Les stars n’existent plus. Les grandes stars. Clint Eastwood est la dernière d’entre elles. Des acteurs qui donnaient l’impression de vivre plus que de jouer. Comme Cary Grant, comme John Wayne... Des hommes et des femmes à la personnalité tellement forte qu’elle finissait par prendre corps dans les personnages qu’ils étaient censés incarner. Eastwood n’a jamais été le plus raffiné des acteurs mais son aura est insensée. Quand il traverse une pièce, encore aujourd’hui, vous ne voyez que lui.
Personne qui ne trouve grâce désormais à vos yeux ?
Il y a de bons acteurs mais il n’y a plus de stars. Elles se sont envolées. Tout le monde veut devenir acteur aujourd’hui. D’où un certain manque de singularité.
Vous parlez de Clint Eastwood. Dans l’ouvrage Conversations avec Sergio Leone, de Noël Simsolo, Leone a des mots très durs vous concernant...
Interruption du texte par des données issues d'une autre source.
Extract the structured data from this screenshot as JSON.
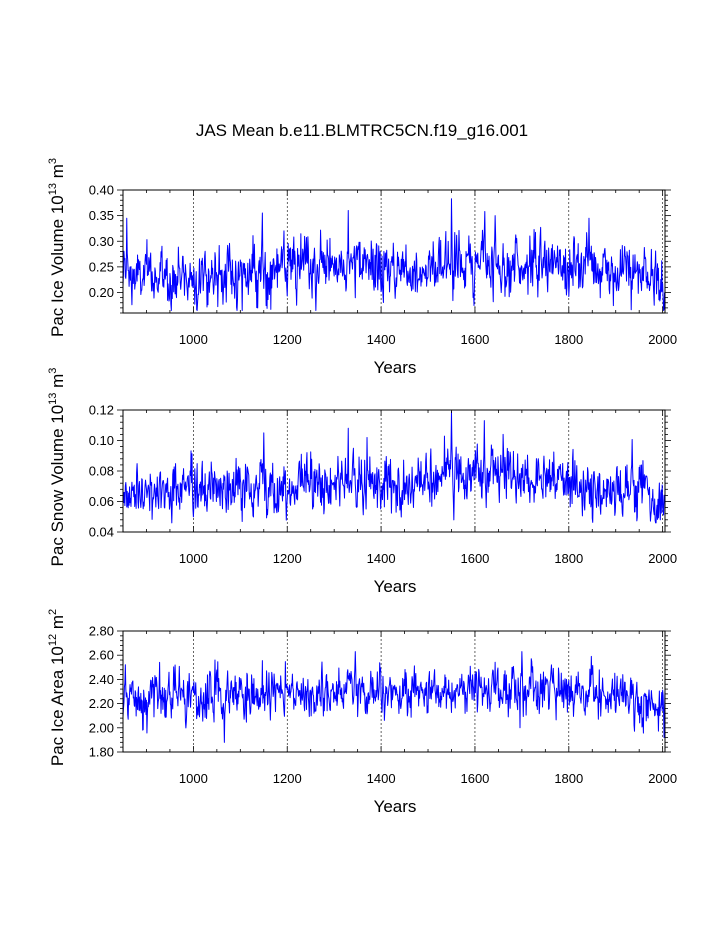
{
  "title": "JAS Mean b.e11.BLMTRC5CN.f19_g16.001",
  "colors": {
    "series": "#0000ff",
    "axis": "#000000",
    "grid": "#000000"
  },
  "chart_data": [
    {
      "type": "line",
      "id": "ice-volume",
      "ylabel_main": "Pac Ice Volume 10",
      "ylabel_exp": "13",
      "ylabel_unit": "m",
      "ylabel_unit_exp": "3",
      "xlabel": "Years",
      "xlim": [
        850,
        2005
      ],
      "ylim": [
        0.16,
        0.4
      ],
      "xticks": [
        1000,
        1200,
        1400,
        1600,
        1800,
        2000
      ],
      "xtick_labels": [
        "1000",
        "1200",
        "1400",
        "1600",
        "1800",
        "2000"
      ],
      "yticks": [
        0.2,
        0.25,
        0.3,
        0.35,
        0.4
      ],
      "ytick_labels": [
        "0.20",
        "0.25",
        "0.30",
        "0.35",
        "0.40"
      ],
      "grid_x": [
        1000,
        1200,
        1400,
        1600,
        1800,
        2000
      ],
      "series": [
        {
          "name": "Pac Ice Volume",
          "x_start": 850,
          "x_step": 1,
          "baseline": [
            [
              850,
              0.23
            ],
            [
              1000,
              0.232
            ],
            [
              1150,
              0.242
            ],
            [
              1300,
              0.252
            ],
            [
              1450,
              0.244
            ],
            [
              1550,
              0.258
            ],
            [
              1650,
              0.255
            ],
            [
              1750,
              0.255
            ],
            [
              1850,
              0.248
            ],
            [
              1950,
              0.238
            ],
            [
              2005,
              0.205
            ]
          ],
          "spread": 0.026,
          "min": 0.165,
          "max": 0.385,
          "peaks": [
            [
              858,
              0.345
            ],
            [
              1147,
              0.355
            ],
            [
              1330,
              0.36
            ],
            [
              1550,
              0.383
            ],
            [
              1621,
              0.358
            ],
            [
              1643,
              0.35
            ],
            [
              1843,
              0.345
            ],
            [
              1104,
              0.165
            ],
            [
              2003,
              0.168
            ]
          ]
        }
      ]
    },
    {
      "type": "line",
      "id": "snow-volume",
      "ylabel_main": "Pac Snow Volume 10",
      "ylabel_exp": "13",
      "ylabel_unit": "m",
      "ylabel_unit_exp": "3",
      "xlabel": "Years",
      "xlim": [
        850,
        2005
      ],
      "ylim": [
        0.04,
        0.12
      ],
      "xticks": [
        1000,
        1200,
        1400,
        1600,
        1800,
        2000
      ],
      "xtick_labels": [
        "1000",
        "1200",
        "1400",
        "1600",
        "1800",
        "2000"
      ],
      "yticks": [
        0.04,
        0.06,
        0.08,
        0.1,
        0.12
      ],
      "ytick_labels": [
        "0.04",
        "0.06",
        "0.08",
        "0.10",
        "0.12"
      ],
      "grid_x": [
        1000,
        1200,
        1400,
        1600,
        1800,
        2000
      ],
      "series": [
        {
          "name": "Pac Snow Volume",
          "x_start": 850,
          "x_step": 1,
          "baseline": [
            [
              850,
              0.066
            ],
            [
              1000,
              0.067
            ],
            [
              1150,
              0.07
            ],
            [
              1300,
              0.073
            ],
            [
              1450,
              0.07
            ],
            [
              1550,
              0.076
            ],
            [
              1650,
              0.076
            ],
            [
              1750,
              0.074
            ],
            [
              1850,
              0.071
            ],
            [
              1950,
              0.067
            ],
            [
              2005,
              0.058
            ]
          ],
          "spread": 0.0085,
          "min": 0.046,
          "max": 0.119,
          "peaks": [
            [
              1150,
              0.105
            ],
            [
              1330,
              0.108
            ],
            [
              1550,
              0.119
            ],
            [
              1620,
              0.113
            ],
            [
              1660,
              0.104
            ],
            [
              1370,
              0.102
            ],
            [
              1995,
              0.048
            ]
          ]
        }
      ]
    },
    {
      "type": "line",
      "id": "ice-area",
      "ylabel_main": "Pac Ice Area 10",
      "ylabel_exp": "12",
      "ylabel_unit": "m",
      "ylabel_unit_exp": "2",
      "xlabel": "Years",
      "xlim": [
        850,
        2005
      ],
      "ylim": [
        1.8,
        2.8
      ],
      "xticks": [
        1000,
        1200,
        1400,
        1600,
        1800,
        2000
      ],
      "xtick_labels": [
        "1000",
        "1200",
        "1400",
        "1600",
        "1800",
        "2000"
      ],
      "yticks": [
        1.8,
        2.0,
        2.2,
        2.4,
        2.6,
        2.8
      ],
      "ytick_labels": [
        "1.80",
        "2.00",
        "2.20",
        "2.40",
        "2.60",
        "2.80"
      ],
      "grid_x": [
        1000,
        1200,
        1400,
        1600,
        1800,
        2000
      ],
      "series": [
        {
          "name": "Pac Ice Area",
          "x_start": 850,
          "x_step": 1,
          "baseline": [
            [
              850,
              2.22
            ],
            [
              1000,
              2.24
            ],
            [
              1150,
              2.26
            ],
            [
              1300,
              2.3
            ],
            [
              1450,
              2.27
            ],
            [
              1550,
              2.31
            ],
            [
              1650,
              2.32
            ],
            [
              1750,
              2.32
            ],
            [
              1850,
              2.3
            ],
            [
              1950,
              2.26
            ],
            [
              2005,
              2.1
            ]
          ],
          "spread": 0.095,
          "min": 1.88,
          "max": 2.63,
          "peaks": [
            [
              1046,
              2.56
            ],
            [
              1345,
              2.63
            ],
            [
              1700,
              2.63
            ],
            [
              1848,
              2.59
            ],
            [
              1066,
              1.88
            ],
            [
              2003,
              1.92
            ]
          ]
        }
      ]
    }
  ]
}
Je ne l’aimais pas trop non plus! Nous nous sommes rencontrés à l’époque parce qu’il souhaitait que je réalise Il était une fois la révolution. Je suis allé à Rome travailler trois mois avec son scénariste Luciano Vincenzoni, un excellent auteur. Mais entre Sergio et moi, c’était impossible. Je ne l’aimais pas, ni ses films d’ailleurs, à part Le Bon, la Brute et le Truand qui reste le meilleur pour moi. Parce qu’écrit par Vincenzoni. À vrai dire, je le trouvais fat. Sa grande réussite, c’est d’avoir fait de Clint Eastwood une star. J’aime Clint. Sergio, lui, était quelqu’un d’assez idiot, de puéril. Il ne racontait que des conneries : “Gros plan ! Gros plan ! Le cinéma, c’est les gros plans !”
Revenons à aujourd’hui. Los Angeles, la Cité des Anges, est-elle devenue le lieu d’une nouvelle forme de bigoterie ?
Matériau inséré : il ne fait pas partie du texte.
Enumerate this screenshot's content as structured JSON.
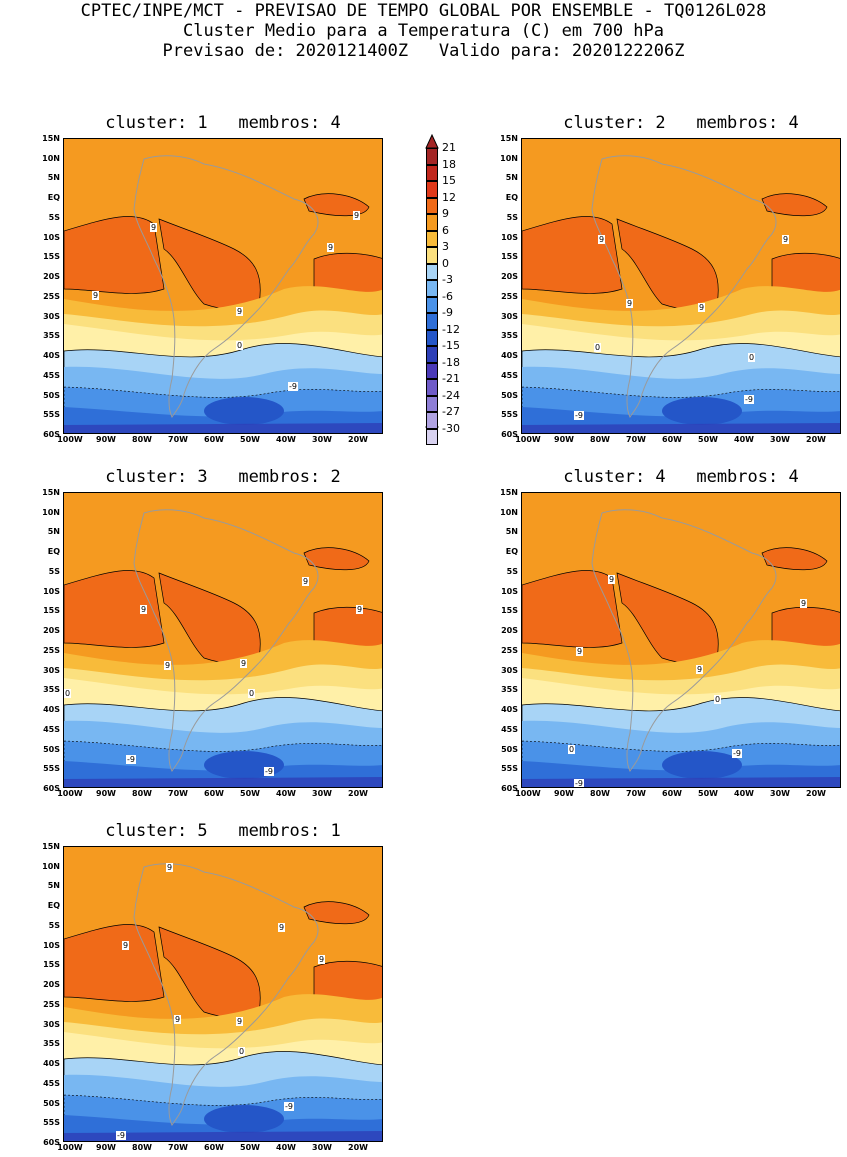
{
  "header": {
    "line1": "CPTEC/INPE/MCT - PREVISAO DE TEMPO GLOBAL POR ENSEMBLE - TQ0126L028",
    "line2": "Cluster Medio para a Temperatura (C) em 700 hPa",
    "line3": "Previsao de: 2020121400Z   Valido para: 2020122206Z"
  },
  "colorbar": {
    "labels": [
      "21",
      "18",
      "15",
      "12",
      "9",
      "6",
      "3",
      "0",
      "-3",
      "-6",
      "-9",
      "-12",
      "-15",
      "-18",
      "-21",
      "-24",
      "-27",
      "-30"
    ],
    "colors": [
      "#a32525",
      "#c0261c",
      "#e0391a",
      "#f06a18",
      "#f59a20",
      "#f8bb3a",
      "#fbe07f",
      "#a8d4f6",
      "#78b7f2",
      "#4a92e8",
      "#2f6fd8",
      "#2456c8",
      "#2d3fb8",
      "#4b3ab8",
      "#6f5bc8",
      "#8e7ed6",
      "#b0a3e2",
      "#d8d2f0"
    ]
  },
  "axes": {
    "y_ticks": [
      "15N",
      "10N",
      "5N",
      "EQ",
      "5S",
      "10S",
      "15S",
      "20S",
      "25S",
      "30S",
      "35S",
      "40S",
      "45S",
      "50S",
      "55S",
      "60S"
    ],
    "x_ticks": [
      "100W",
      "90W",
      "80W",
      "70W",
      "60W",
      "50W",
      "40W",
      "30W",
      "20W"
    ]
  },
  "panels": [
    {
      "title": "cluster: 1   membros: 4",
      "labels": [
        {
          "t": "9"
        },
        {
          "t": "9"
        },
        {
          "t": "9"
        },
        {
          "t": "9"
        },
        {
          "t": "9"
        },
        {
          "t": "0"
        },
        {
          "t": "-9"
        }
      ]
    },
    {
      "title": "cluster: 2   membros: 4",
      "labels": [
        {
          "t": "9"
        },
        {
          "t": "9"
        },
        {
          "t": "9"
        },
        {
          "t": "9"
        },
        {
          "t": "0"
        },
        {
          "t": "0"
        },
        {
          "t": "-9"
        },
        {
          "t": "-9"
        }
      ]
    },
    {
      "title": "cluster: 3   membros: 2",
      "labels": [
        {
          "t": "9"
        },
        {
          "t": "9"
        },
        {
          "t": "9"
        },
        {
          "t": "9"
        },
        {
          "t": "9"
        },
        {
          "t": "0"
        },
        {
          "t": "0"
        },
        {
          "t": "-9"
        },
        {
          "t": "-9"
        }
      ]
    },
    {
      "title": "cluster: 4   membros: 4",
      "labels": [
        {
          "t": "9"
        },
        {
          "t": "9"
        },
        {
          "t": "9"
        },
        {
          "t": "9"
        },
        {
          "t": "0"
        },
        {
          "t": "0"
        },
        {
          "t": "-9"
        },
        {
          "t": "-9"
        }
      ]
    },
    {
      "title": "cluster: 5   membros: 1",
      "labels": [
        {
          "t": "9"
        },
        {
          "t": "9"
        },
        {
          "t": "9"
        },
        {
          "t": "9"
        },
        {
          "t": "9"
        },
        {
          "t": "9"
        },
        {
          "t": "0"
        },
        {
          "t": "-9"
        },
        {
          "t": "-9"
        }
      ]
    }
  ]
}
Avez-vous regardé Saint Jack? (Jack le Magni- fique, enVF). Déjà, pour l’époque, c’était un film assez inhabituel, mais à l’aune du sujet abordé (un aventurier à la petite semaine rêve d’ouvrir un bordel à Singapour, ndlr), il serait impossible à faire aujourd’hui. Lors de sa sortie, en 1979, Positif avait sorti un très beau papier intitulé Bogdanovich, l’incompris. La France a toujours eu un coup d’avance pour expliquer aux Américains ce qu’il y avait de bien dans leur culture. Vous l’avez fait avec le jazz, puis avec le cinéma...
Et pour ce qui est de l’ambiance à Hollywood?
Nerveuse. Je ne suis plus dans l’œil du cyclone mais je sens bien que personne ne sait vraiment par quel bout prendre le mouvement #metoo. Plus d’égalité, plus de réalisatrices... je suis tout à fait d’accord avec ça. Mais il y a une atmosphère de peur, de paranoïa. Tout le monde essaie d’être politiquement correct. Les gens se scrutent les uns les autres en attendant le prochain faux-pas. Et puis, ici, personne n’aime Trump. Cela ajoute à la sensation de dépression qui, selon moi, règne en ce moment sur Los Angeles. C’est quand même embarrassant d’être représenté aux yeux du monde par un type pareil.
Qu’est-ce qui pourrait, selon vous, sauver le système ?
Ils n’en sont même plus à se poser la question. Le cinéma rapporte bien trop d’argent ! Avez- vous vu les chiffres du Roi Lion? Lorsque James Cameron tournait Titanic, tout le monde prédisait une catastrophe. Le film avait coûté dans les 200 millions de dollars. Et il en a rapporté plus de deux milliards. À partir de là, les compteurs ont explosé. D’où les budgets faramineux que nous connaissons désormais. Mais l’argent n’est pas la bonne réponse. En tout cas pas pour moi. C’est le talent qui compte. Et de talent, Hollywood en manque aujourd’hui cruellement.